The Bad Guys Can Attack Servers and Network Infrastructure
Another broad class of security threats are known as denial-of-service (DoS) attacks. As the name suggests, a DoS attack renders a network, host, or other piece of infrastructure unusable by legitimate users.
Most Internet DoS attacks fall into one of three categories:
- Vulnerability attack. This involves sending a few well-crafted messages to a vulnerable application or operating system running on a targeted host. If the right sequence of packets is sent to a vulnerable application or operating system, the service can stop or, worse, the host can crash.
- Bandwidth flooding. The attacker sends a deluge of packets to the targeted host - so many packets that the target’s access link becomes clogged, preventing legitimate packets from reaching the server.

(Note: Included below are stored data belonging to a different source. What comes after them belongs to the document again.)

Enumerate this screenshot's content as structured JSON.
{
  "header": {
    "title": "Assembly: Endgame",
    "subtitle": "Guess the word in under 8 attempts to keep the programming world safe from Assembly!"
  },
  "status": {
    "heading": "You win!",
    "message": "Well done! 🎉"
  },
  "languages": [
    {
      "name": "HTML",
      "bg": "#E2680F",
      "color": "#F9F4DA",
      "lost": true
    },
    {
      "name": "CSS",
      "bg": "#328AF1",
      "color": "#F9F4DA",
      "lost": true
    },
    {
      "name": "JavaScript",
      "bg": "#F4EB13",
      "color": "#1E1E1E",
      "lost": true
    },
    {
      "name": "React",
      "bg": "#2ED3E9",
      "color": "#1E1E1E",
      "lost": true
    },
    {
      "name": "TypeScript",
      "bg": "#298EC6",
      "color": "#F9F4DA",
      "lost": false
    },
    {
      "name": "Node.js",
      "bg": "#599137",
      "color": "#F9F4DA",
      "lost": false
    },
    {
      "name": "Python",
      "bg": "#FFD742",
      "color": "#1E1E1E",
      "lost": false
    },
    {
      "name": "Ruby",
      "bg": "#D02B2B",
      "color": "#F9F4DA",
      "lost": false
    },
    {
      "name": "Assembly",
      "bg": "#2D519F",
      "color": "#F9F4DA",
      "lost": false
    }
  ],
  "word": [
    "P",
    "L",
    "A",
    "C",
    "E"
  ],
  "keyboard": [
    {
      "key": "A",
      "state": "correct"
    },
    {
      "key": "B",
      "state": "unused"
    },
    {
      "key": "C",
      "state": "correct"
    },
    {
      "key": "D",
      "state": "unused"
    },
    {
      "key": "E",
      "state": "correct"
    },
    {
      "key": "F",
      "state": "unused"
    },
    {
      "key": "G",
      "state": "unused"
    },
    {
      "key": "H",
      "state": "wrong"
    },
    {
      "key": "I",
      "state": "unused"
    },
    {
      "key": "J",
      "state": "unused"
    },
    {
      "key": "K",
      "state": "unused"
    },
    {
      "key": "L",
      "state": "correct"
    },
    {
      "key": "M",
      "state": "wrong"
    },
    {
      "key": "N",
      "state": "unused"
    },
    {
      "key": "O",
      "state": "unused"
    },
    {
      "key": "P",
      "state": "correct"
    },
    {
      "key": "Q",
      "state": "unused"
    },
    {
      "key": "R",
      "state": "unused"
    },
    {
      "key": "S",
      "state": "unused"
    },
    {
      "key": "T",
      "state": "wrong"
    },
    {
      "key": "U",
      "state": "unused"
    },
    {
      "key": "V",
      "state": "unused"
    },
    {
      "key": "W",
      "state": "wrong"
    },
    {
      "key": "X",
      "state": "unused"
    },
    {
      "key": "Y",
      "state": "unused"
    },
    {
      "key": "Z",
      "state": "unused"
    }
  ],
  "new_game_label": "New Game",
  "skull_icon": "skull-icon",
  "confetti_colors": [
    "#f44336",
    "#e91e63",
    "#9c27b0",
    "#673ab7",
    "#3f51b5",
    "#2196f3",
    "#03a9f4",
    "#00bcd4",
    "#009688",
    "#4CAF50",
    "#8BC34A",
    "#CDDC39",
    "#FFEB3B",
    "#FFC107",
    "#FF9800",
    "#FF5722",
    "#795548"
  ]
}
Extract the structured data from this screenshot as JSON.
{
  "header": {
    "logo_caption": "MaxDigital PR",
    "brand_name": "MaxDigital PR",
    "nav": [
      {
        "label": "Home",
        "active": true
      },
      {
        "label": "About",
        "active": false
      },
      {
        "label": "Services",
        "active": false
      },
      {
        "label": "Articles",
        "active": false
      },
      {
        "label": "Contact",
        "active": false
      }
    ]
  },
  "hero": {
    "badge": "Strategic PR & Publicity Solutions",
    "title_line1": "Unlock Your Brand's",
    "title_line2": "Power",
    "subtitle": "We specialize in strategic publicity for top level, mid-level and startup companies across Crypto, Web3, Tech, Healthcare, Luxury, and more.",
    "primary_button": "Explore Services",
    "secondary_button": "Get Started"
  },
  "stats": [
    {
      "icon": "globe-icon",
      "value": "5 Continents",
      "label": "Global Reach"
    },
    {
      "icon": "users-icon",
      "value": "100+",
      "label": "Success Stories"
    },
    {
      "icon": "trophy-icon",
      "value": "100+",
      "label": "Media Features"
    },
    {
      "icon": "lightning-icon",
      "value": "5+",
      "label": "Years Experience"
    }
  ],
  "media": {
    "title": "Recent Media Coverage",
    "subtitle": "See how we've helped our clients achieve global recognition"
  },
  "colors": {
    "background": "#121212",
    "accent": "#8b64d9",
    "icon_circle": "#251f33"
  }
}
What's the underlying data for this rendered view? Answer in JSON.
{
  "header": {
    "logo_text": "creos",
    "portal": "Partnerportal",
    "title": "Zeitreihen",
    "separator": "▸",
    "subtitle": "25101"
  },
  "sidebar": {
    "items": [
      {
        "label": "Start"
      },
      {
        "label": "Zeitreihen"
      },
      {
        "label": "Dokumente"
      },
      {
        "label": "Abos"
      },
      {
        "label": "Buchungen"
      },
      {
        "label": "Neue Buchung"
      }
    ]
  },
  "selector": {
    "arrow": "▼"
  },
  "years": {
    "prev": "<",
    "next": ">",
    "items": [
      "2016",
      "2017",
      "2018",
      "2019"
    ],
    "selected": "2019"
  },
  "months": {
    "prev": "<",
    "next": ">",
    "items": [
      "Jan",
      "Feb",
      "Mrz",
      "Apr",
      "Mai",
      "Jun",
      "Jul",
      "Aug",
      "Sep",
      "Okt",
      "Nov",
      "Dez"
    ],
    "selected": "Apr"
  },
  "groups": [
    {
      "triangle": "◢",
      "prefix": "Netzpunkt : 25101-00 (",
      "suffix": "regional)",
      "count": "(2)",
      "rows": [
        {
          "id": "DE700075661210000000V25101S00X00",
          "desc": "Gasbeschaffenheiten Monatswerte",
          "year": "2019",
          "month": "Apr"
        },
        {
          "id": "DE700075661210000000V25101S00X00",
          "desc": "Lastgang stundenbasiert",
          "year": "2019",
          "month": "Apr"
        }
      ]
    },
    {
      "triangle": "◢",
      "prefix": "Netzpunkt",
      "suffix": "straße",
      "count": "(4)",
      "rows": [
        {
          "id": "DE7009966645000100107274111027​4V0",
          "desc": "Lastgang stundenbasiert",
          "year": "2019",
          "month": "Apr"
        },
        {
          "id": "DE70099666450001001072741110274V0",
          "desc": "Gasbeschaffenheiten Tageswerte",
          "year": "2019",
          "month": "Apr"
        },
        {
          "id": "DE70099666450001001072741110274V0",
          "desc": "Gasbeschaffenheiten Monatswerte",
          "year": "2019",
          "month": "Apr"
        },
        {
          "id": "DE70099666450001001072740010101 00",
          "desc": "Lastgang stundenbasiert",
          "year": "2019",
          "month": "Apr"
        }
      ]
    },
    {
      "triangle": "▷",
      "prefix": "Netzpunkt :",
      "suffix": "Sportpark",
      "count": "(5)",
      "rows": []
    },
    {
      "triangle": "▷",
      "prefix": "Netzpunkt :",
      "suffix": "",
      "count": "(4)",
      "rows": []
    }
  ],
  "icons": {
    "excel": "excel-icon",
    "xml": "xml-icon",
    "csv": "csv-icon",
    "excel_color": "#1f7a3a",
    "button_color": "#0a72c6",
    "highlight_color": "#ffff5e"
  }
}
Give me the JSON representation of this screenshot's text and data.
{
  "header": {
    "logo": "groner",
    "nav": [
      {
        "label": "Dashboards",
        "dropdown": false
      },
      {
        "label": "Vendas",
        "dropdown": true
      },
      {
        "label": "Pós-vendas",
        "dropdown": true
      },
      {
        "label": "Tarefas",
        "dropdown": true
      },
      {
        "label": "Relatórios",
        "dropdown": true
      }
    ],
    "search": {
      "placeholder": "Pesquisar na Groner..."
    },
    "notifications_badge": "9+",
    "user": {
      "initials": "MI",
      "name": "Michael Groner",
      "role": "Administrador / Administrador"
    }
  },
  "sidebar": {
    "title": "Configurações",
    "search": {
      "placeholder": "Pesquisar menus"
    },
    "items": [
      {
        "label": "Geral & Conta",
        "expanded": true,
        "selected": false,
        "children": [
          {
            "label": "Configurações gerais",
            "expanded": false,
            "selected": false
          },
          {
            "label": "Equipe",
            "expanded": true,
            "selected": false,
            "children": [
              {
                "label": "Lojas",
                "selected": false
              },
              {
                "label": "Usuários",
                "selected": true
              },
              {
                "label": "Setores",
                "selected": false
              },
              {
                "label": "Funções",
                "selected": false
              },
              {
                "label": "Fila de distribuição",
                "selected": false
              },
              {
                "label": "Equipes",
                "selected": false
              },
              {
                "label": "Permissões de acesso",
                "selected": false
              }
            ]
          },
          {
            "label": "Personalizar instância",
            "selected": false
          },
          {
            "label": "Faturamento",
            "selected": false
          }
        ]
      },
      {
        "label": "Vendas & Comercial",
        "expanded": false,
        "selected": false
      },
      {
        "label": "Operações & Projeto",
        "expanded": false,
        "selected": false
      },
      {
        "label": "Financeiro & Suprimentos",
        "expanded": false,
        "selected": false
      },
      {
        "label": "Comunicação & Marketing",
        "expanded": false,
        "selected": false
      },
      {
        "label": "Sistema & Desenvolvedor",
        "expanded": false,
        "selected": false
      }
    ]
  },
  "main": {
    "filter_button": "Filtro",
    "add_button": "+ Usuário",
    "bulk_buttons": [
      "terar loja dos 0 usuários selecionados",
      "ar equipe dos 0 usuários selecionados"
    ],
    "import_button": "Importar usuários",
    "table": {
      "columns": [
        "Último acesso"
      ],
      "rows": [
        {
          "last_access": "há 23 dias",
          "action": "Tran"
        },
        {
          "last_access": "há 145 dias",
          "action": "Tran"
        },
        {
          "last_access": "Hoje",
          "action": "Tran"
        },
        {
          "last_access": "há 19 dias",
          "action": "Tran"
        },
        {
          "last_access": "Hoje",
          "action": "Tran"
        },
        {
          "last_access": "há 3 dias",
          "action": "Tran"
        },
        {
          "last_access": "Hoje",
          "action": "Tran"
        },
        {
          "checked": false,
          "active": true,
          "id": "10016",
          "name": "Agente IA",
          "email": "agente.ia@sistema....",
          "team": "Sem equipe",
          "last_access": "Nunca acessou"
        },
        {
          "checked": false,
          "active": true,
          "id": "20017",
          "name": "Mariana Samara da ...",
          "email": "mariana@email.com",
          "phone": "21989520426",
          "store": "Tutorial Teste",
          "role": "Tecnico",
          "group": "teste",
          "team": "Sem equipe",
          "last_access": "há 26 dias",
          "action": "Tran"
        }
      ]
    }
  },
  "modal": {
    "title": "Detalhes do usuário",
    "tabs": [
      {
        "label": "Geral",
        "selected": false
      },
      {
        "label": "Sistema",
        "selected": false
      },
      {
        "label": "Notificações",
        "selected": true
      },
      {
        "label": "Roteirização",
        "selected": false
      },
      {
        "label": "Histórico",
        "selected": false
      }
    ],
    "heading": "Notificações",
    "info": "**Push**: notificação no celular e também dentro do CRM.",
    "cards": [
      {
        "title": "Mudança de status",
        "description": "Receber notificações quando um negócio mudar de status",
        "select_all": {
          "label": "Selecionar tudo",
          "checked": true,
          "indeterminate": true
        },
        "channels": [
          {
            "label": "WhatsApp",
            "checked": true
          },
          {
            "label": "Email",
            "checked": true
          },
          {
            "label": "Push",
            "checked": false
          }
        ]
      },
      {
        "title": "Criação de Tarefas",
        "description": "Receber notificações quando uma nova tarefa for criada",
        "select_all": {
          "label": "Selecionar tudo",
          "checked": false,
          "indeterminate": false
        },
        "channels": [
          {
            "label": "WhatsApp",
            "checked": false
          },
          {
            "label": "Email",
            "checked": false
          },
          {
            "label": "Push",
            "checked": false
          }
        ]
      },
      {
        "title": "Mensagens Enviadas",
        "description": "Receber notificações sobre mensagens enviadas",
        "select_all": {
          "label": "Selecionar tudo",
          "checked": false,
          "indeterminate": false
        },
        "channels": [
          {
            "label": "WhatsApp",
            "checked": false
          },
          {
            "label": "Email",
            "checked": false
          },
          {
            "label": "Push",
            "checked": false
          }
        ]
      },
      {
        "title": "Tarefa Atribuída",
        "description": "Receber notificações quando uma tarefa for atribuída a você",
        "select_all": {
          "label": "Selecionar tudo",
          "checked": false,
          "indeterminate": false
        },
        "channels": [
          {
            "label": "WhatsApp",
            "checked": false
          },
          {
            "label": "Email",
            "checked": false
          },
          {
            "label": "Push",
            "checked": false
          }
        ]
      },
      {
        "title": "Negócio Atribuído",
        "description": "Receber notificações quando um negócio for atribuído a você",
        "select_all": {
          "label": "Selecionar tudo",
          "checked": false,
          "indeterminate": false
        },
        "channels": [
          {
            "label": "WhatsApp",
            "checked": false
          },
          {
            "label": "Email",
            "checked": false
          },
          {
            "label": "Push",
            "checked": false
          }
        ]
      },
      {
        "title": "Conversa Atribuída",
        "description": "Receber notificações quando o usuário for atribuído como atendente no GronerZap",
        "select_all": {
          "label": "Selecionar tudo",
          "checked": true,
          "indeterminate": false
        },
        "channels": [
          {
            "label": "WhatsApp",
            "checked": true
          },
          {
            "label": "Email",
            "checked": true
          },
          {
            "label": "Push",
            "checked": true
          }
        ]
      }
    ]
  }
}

- Connection flooding. The attacker establishes a large number of half-open or fully open TCP connections at the target host. The host can become so bogged down with these bogus connections that it stops accepting legitimate connections.
In a distributed DoS (DDoS) attack, the attacker controls multiple sources and has each source blast traffic at the target.
The Bad Guys Can Sniff Packets
A passive receiver that records a copy of every packet that flies by is called a packet sniffer. Some of the best defenses against packet sniffing involve cryptography.
The Bad Guys Can Masquerade as Someone You Trust
The ability to inject packets into the Internet with a false source address is known as IP spoofing. To solve this problem, we will need end-point authentication, that is, a mechanism that will allow us to determine with certainty if a message originates from where we think it does.